Она собралась уходить. Пора бежать отсюда, уносить ноги. Сироткин слишком низко пал в ее глазах. Она боялась замараться. Сироткин вдруг выпалил:
– Видишь ли, будет хорошо, если ты никому не расскажешь о случившемся.
Ксения остановилась и с удивлением посмотрела на него. В ее груди полыхнул огонь, занявшийся от неосторожно брошенной им – тем, каким он представал во всей своей постыдной и неистовствующей неправде, – искорки и готовый сжечь его самого.
– А у тебя есть основания думать, что я стану распускать сплетни? – И ей весело было, что с высоты своего морального превосходства она ведет тонкую игру, играет другом как мышонком, притворно сердится и заставляет его мучительно гадать, насколько серьезен ее гнев.
– Отчего бы мне и не иметь таких оснований? – ответил Сироткин загадочно.
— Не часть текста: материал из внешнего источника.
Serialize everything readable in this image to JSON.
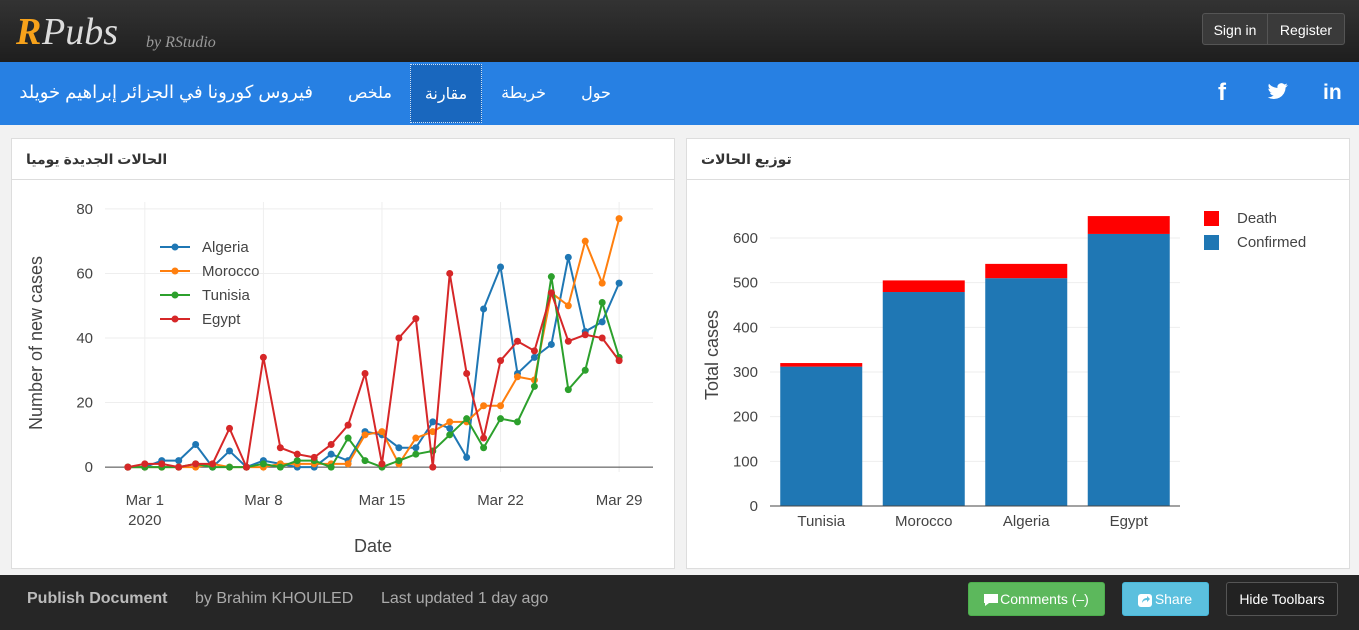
{
  "header": {
    "logo_r": "R",
    "logo_pubs": "Pubs",
    "by": "by RStudio",
    "sign_in": "Sign in",
    "register": "Register"
  },
  "nav": {
    "title": "فيروس كورونا في الجزائر إبراهيم خويلد",
    "items": [
      "ملخص",
      "مقارنة",
      "خريطة",
      "حول"
    ],
    "active_index": 1,
    "social": [
      "f",
      "in"
    ]
  },
  "panels": [
    "الحالات الجديدة يوميا",
    "توزيع الحالات"
  ],
  "chart_data": [
    {
      "type": "line",
      "xlabel": "Date",
      "ylabel": "Number of new cases",
      "x": [
        "2020-02-29",
        "2020-03-01",
        "2020-03-02",
        "2020-03-03",
        "2020-03-04",
        "2020-03-05",
        "2020-03-06",
        "2020-03-07",
        "2020-03-08",
        "2020-03-09",
        "2020-03-10",
        "2020-03-11",
        "2020-03-12",
        "2020-03-13",
        "2020-03-14",
        "2020-03-15",
        "2020-03-16",
        "2020-03-17",
        "2020-03-18",
        "2020-03-19",
        "2020-03-20",
        "2020-03-21",
        "2020-03-22",
        "2020-03-23",
        "2020-03-24",
        "2020-03-25",
        "2020-03-26",
        "2020-03-27",
        "2020-03-28",
        "2020-03-29"
      ],
      "series": [
        {
          "name": "Algeria",
          "color": "#1f77b4",
          "values": [
            0,
            0,
            2,
            2,
            7,
            0,
            5,
            0,
            2,
            1,
            0,
            0,
            4,
            2,
            11,
            10,
            6,
            6,
            14,
            12,
            3,
            49,
            62,
            29,
            34,
            38,
            65,
            42,
            45,
            57
          ]
        },
        {
          "name": "Morocco",
          "color": "#ff7f0e",
          "values": [
            0,
            0,
            0,
            0,
            0,
            1,
            0,
            0,
            0,
            1,
            1,
            1,
            1,
            1,
            10,
            11,
            1,
            9,
            11,
            14,
            14,
            19,
            19,
            28,
            27,
            54,
            50,
            70,
            57,
            77
          ]
        },
        {
          "name": "Tunisia",
          "color": "#2ca02c",
          "values": [
            0,
            0,
            0,
            0,
            1,
            0,
            0,
            0,
            1,
            0,
            2,
            2,
            0,
            9,
            2,
            0,
            2,
            4,
            5,
            10,
            15,
            6,
            15,
            14,
            25,
            59,
            24,
            30,
            51,
            34
          ]
        },
        {
          "name": "Egypt",
          "color": "#d62728",
          "values": [
            0,
            1,
            1,
            0,
            1,
            1,
            12,
            0,
            34,
            6,
            4,
            3,
            7,
            13,
            29,
            1,
            40,
            46,
            0,
            60,
            29,
            9,
            33,
            39,
            36,
            54,
            39,
            41,
            40,
            33
          ]
        }
      ],
      "xlim": [
        "2020-02-27",
        "2020-03-31"
      ],
      "xticks": [
        {
          "value": "2020-03-01",
          "label": "Mar 1\n2020"
        },
        {
          "value": "2020-03-08",
          "label": "Mar 8"
        },
        {
          "value": "2020-03-15",
          "label": "Mar 15"
        },
        {
          "value": "2020-03-22",
          "label": "Mar 22"
        },
        {
          "value": "2020-03-29",
          "label": "Mar 29"
        }
      ],
      "ylim": [
        -4,
        84
      ],
      "yticks": [
        0,
        20,
        40,
        60,
        80
      ],
      "grid": true,
      "zeroline": true,
      "legend": "upper left"
    },
    {
      "type": "bar",
      "stacked": true,
      "ylabel": "Total cases",
      "categories": [
        "Tunisia",
        "Morocco",
        "Algeria",
        "Egypt"
      ],
      "series": [
        {
          "name": "Confirmed",
          "color": "#1f77b4",
          "values": [
            312,
            479,
            510,
            609
          ]
        },
        {
          "name": "Death",
          "color": "#ff0000",
          "values": [
            8,
            26,
            32,
            40
          ]
        }
      ],
      "ylim": [
        0,
        685
      ],
      "yticks": [
        0,
        100,
        200,
        300,
        400,
        500,
        600
      ],
      "grid": true,
      "legend": "upper right"
    }
  ],
  "footer": {
    "publish": "Publish Document",
    "author": "by Brahim KHOUILED",
    "updated": "Last updated 1 day ago",
    "comments": "Comments (–)",
    "share": "Share",
    "hide": "Hide Toolbars"
  }
}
Ксения снова взялась за него.
– Ты отказываешь мне в рассудительности, – сказала она с издевкой. Но это ты сел в лужу, а я, – она хмыкнула, – я и дельше могу прямо и смело смотреть людям в глаза. Со мной все в порядке. Твои грехи теперь впору перечислять до бесконечности, а меня упрекнуть не в чем, разве что в чрезмерной словоохотливости. Но когда это неоходимо, я умею держать рот на замке. Ей-богу, в данном случае мне лучше помалкивать, не нарываться на скандал, понимаешь? А ну как спросят, с какой целью я находилась у тебя дома... И что же, что мне тогда отвечать? Сказать, что нетерпеливый и ласковый Сироткин пригласил меня к себе, подгадав как раз к отъезду благоверной, и я, старая дура, соблазнилась и побежала к нему? Кто же мне поверит, что я выбралась из этой переделки не осквернившись и в сущности несолоно хлебавши? Нет, милый, мы отныне вроде как одной веревочкой повязаны, тоненькой, хрупкой, а все же не разорвешь...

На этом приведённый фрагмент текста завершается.